The plate is then etched simply by washing the plate with water, revealing the original image on the plate. The image is transferred to the plate by exposure to UV light. The transparency is sandwiched with a steel plate that has a UV light-sensitive emulsion, known as a photopolymer plate. The resulting print has regular lines, spaced and crosshatched to. It first involves making a transparency from a photograph. Engraving involves the physical cutting of lines into a plate using a tool called a burin.

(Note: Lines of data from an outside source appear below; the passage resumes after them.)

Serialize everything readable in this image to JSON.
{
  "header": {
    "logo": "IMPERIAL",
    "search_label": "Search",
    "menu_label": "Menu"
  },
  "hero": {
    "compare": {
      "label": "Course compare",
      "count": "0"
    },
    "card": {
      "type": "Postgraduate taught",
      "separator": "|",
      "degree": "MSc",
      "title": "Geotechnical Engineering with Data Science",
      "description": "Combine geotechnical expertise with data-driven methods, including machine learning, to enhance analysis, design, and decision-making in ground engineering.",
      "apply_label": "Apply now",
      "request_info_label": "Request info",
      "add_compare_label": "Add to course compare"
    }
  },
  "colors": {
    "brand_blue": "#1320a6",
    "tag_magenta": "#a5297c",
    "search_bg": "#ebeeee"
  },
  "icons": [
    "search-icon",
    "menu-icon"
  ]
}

Made by engraving into metal, some historians believe that intaglio evolved from goldsmiths' practice of taking an impression of a design they engraved on an object onto paper (in order to keep a record of it). The term "intaglio" is an Italian word meaning "carved" or "recesses." The intaglio process provides the opportunity for gradations in tone in the final print.Ī modern method of creating an etched plate from which to print intaglios is used. Intaglio printmaking techniques emerged in Europe centuries after the invention of woodblock printing in Japan. Intaglio is the opposite of relief printing such as woodcuts which rely on the surface ink. All forms of intaglio printmaking rely on making an image based on ink being drawn from the etched or "sunken" areas of a plate or other media rather than from the surface. Furthermore, what is the meaning of intaglio printing ntælio/ in-TAL-ee-oh, Italian: intao) is the family of printing and printmaking techniques in which the image is incised into a surface and the incised line or sunken area holds the ink. Intaglio printmaking has been around in one form or another for almost 700 years.